Limited license is being seen as a band-aid product because it seals the wound but that is it. It is like going into the battle armed with the basic weaponry and nothing more. Times have certainly changed. Today, the SMSF owners want their trusted friends, the accountants, to talk at length about all sorts of financial products.

So, a limited license is a big handicap when you come to think of it. Those accountants who are not going for a full-fledged AFSL will find their practice lacking the necessary effect and a good number of potential clients will look the other way.

Accountants’ justification for limited license

I know the justification offered by those accountants on limited license. They say that they are not looking for a business expansion and are happy with what they are doing. On the other hand, they do not want to lose clients to referral relationship and so keeping both the sides of the coin in mind, a limited license best suits them.

This, however, seems like forced reasoning, aimed to justify a stance. If you look deeper you will find that times are changing and the dynamics of the financial service is also altering.
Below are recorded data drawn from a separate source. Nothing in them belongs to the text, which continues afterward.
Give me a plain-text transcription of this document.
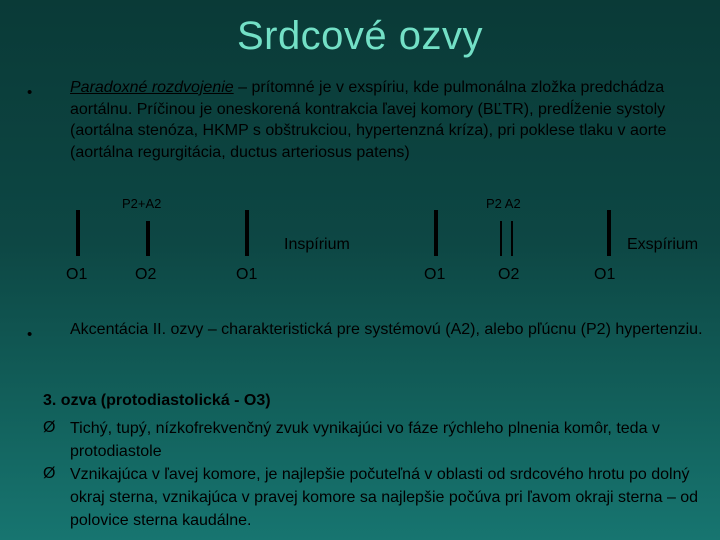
Srdcové ozvy
• Paradoxné rozdvojenie – prítomné je v exspíriu, kde pulmonálna zložka predchádza aortálnu. Príčinou je oneskorená kontrakcia ľavej komory (BĽTR), predĺženie systoly (aortálna stenóza, HKMP s obštrukciou, hypertenzná kríza), pri poklese tlaku v aorte (aortálna regurgitácia, ductus arteriosus patens)
P2+A2	P2 A2
Inspírium	Exspírium
O1	O2	O1	O1	O2	O1
• Akcentácia II. ozvy – charakteristická pre systémovú (A2), alebo pľúcnu (P2) hypertenziu.
3. ozva (protodiastolická - O3)
Ø Tichý, tupý, nízkofrekvenčný zvuk vynikajúci vo fáze rýchleho plnenia komôr, teda v protodiastole
Ø Vznikajúca v ľavej komore, je najlepšie počuteľná v oblasti od srdcového hrotu po dolný okraj sterna, vznikajúca v pravej komore sa najlepšie počúva pri ľavom okraji sterna – od polovice sterna kaudálne.
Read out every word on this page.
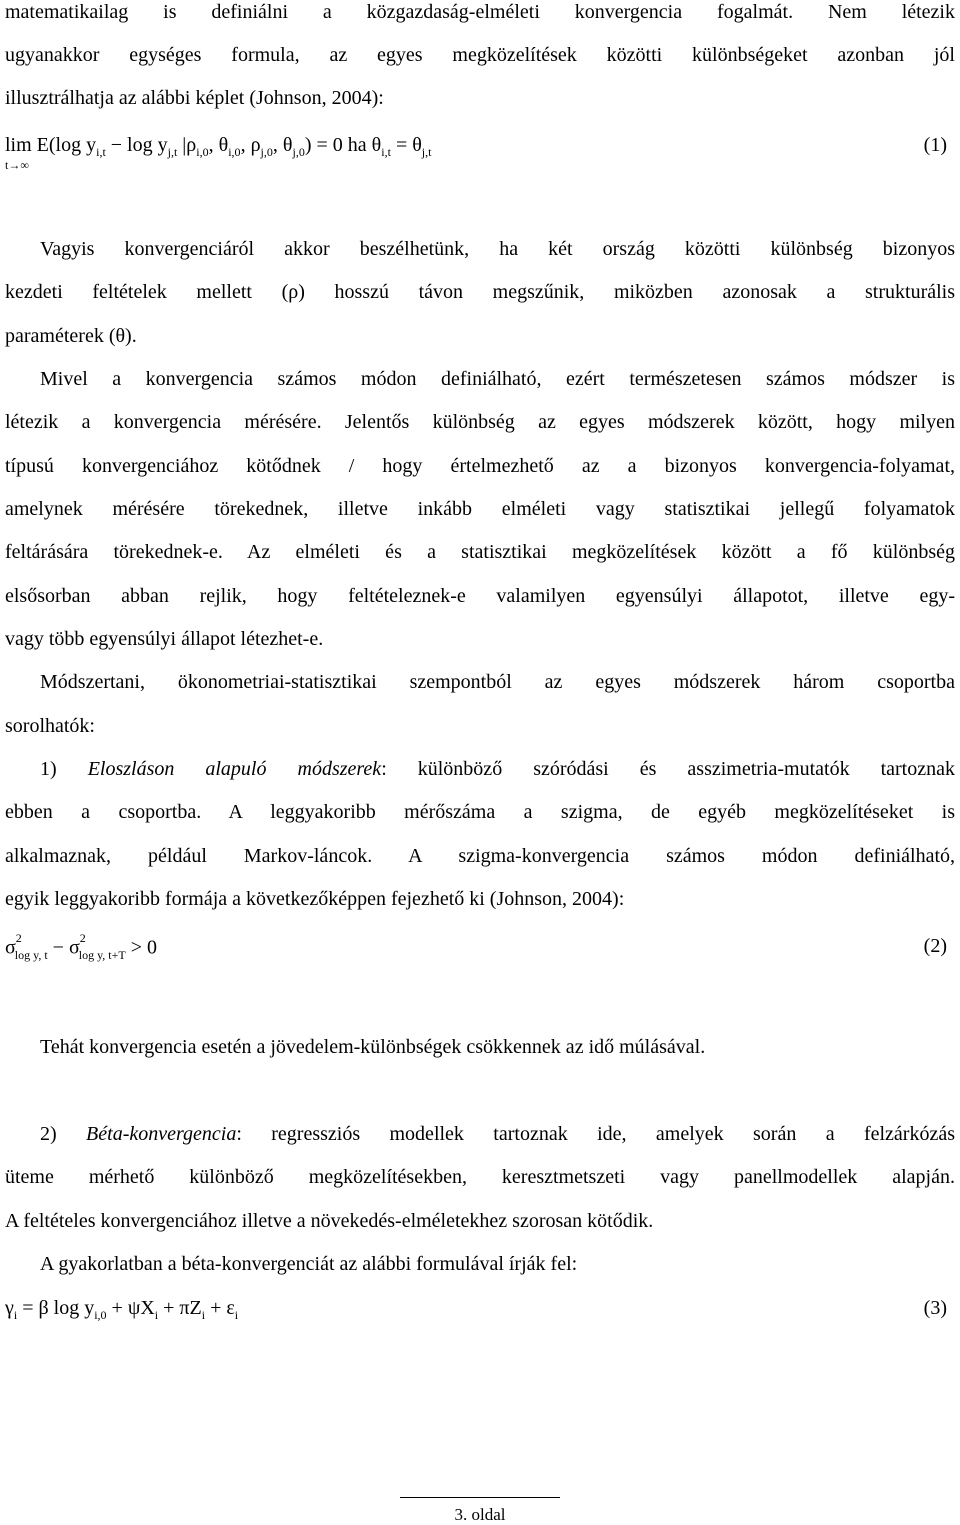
matematikailag is definiálni a közgazdaság-elméleti konvergencia fogalmát. Nem létezik
ugyanakkor egységes formula, az egyes megközelítések közötti különbségeket azonban jól
illusztrálhatja az alábbi képlet (Johnson, 2004):
lim
t→∞
E(log $y_{i,t} - \log y_{j,t}$ $|\rho_{i,0}$, $\theta_{i,0}$, $\rho_{j,0}$, $\theta_{j,0}) = 0$ ha $\theta_{i,t} = \theta_{j,t}$	(1)
Vagyis konvergenciáról akkor beszélhetünk, ha két ország közötti különbség bizonyos
kezdeti feltételek mellett (ρ) hosszú távon megszűnik, miközben azonosak a strukturális
paraméterek (θ).
Mivel a konvergencia számos módon definiálható, ezért természetesen számos módszer is
létezik a konvergencia mérésére. Jelentős különbség az egyes módszerek között, hogy milyen
típusú konvergenciához kötődnek / hogy értelmezhető az a bizonyos konvergencia-folyamat,
amelynek mérésére törekednek, illetve inkább elméleti vagy statisztikai jellegű folyamatok
feltárására törekednek-e. Az elméleti és a statisztikai megközelítések között a fő különbség
elsősorban abban rejlik, hogy feltételeznek-e valamilyen egyensúlyi állapotot, illetve egy-
vagy több egyensúlyi állapot létezhet-e.
Módszertani, ökonometriai-statisztikai szempontból az egyes módszerek három csoportba
sorolhatók:
1) Eloszláson alapuló módszerek: különböző szóródási és asszimetria-mutatók tartoznak
ebben a csoportba. A leggyakoribb mérőszáma a szigma, de egyéb megközelítéseket is
alkalmaznak, például Markov-láncok. A szigma-konvergencia számos módon definiálható,
egyik leggyakoribb formája a következőképpen fejezhető ki (Johnson, 2004):
$\sigma^2_{log y, t} - \sigma^2_{log y, t+T} > 0$	(2)
Tehát konvergencia esetén a jövedelem-különbségek csökkennek az idő múlásával.
2) Béta-konvergencia: regressziós modellek tartoznak ide, amelyek során a felzárkózás
üteme mérhető különböző megközelítésekben, keresztmetszeti vagy panellmodellek alapján.
A feltételes konvergenciához illetve a növekedés-elméletekhez szorosan kötődik.
A gyakorlatban a béta-konvergenciát az alábbi formulával írják fel:
$\gamma_i = \beta$ $\log y_{i,0} + \psi X_i + \pi Z_i + \varepsilon_i$	(3)
3. oldal
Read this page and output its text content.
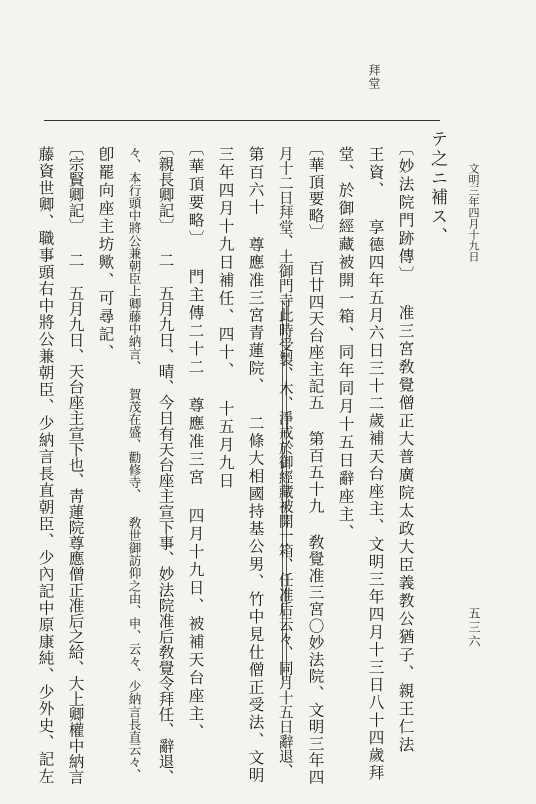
拜堂
文明三年四月十九日
五三六
テ之ニ補ス、
〔妙法院門跡傳〕 准三宮敎覺僧正大普廣院太政大臣義教公猶子、親王仁法
王資、 享德四年五月六日三十二歲補天台座主、文明三年四月十三日八十四歲拜
堂、於御經藏被開一箱、同年同月十五日辭座主、
〔華頂要略〕 百廿四天台座主記五 第百五十九 敎覺准三宮〇妙法院、文明三年四
月十二日拜堂、土御門寺此時受製、木、淨戒於御經藏被開一箱、任准后云々、同月十五日辭退、
第百六十 尊應准三宮青蓮院、 二條大相國持基公男、竹中見仕僧正受法、文明
三年四月十九日補任、四十、 十五月九日
〔華頂要略〕 門主傳二十二 尊應准三宮 四月十九日、被補天台座主、
〔親長卿記〕 二 五月九日、晴、今日有天台座主宣下事、妙法院准后敎覺令拜任、辭退、
々、本行頭中將公兼朝臣上卿藤中納言、 賀茂在盛、勸修寺、 敎世御訪仰之由、申、云々、少納言長直云々、
卽罷向座主坊歟、可尋記、
〔宗賢卿記〕 二 五月九日、天台座主宣下也、靑蓮院尊應僧正准后之給、大上卿權中納言
藤資世卿、職事頭右中將公兼朝臣、少納言長直朝臣、少內記中原康純、少外史、記左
If accountants are looking to pass on financial advice, the least they can do is to commit themselves completely to the processes and the standards.

Compliance costs and fresh risks attached

When a practitioner speaks on a couple of areas or four at the most, he ties himself, thereby bringing a lot of fresh risks, compliance costs, requirement for supervision, among other things. It will be wise to remember that these costs cannot always be passed on to the clients and the situation, thus, can pretty easily turn into a nightmare for the accountant.

A case in point: why limited license can’t work

Imagine this situation. An accountant is working on a limited license. Now, he has a client who wants to discuss why he needs to leave a product and go for another one or, say, why he needs to choose SMSF over another superannuation fund. What happens in the scenario? The limited license practitioner, regulation-bound not to discuss these specifics, fails to ease the client and in due course of time may even lose the client.

The regulatory scene is fast shifting and the clients are evolving. They want their traditional accountants to wear a new coat and discuss “beyond the basic” investment strategy with them.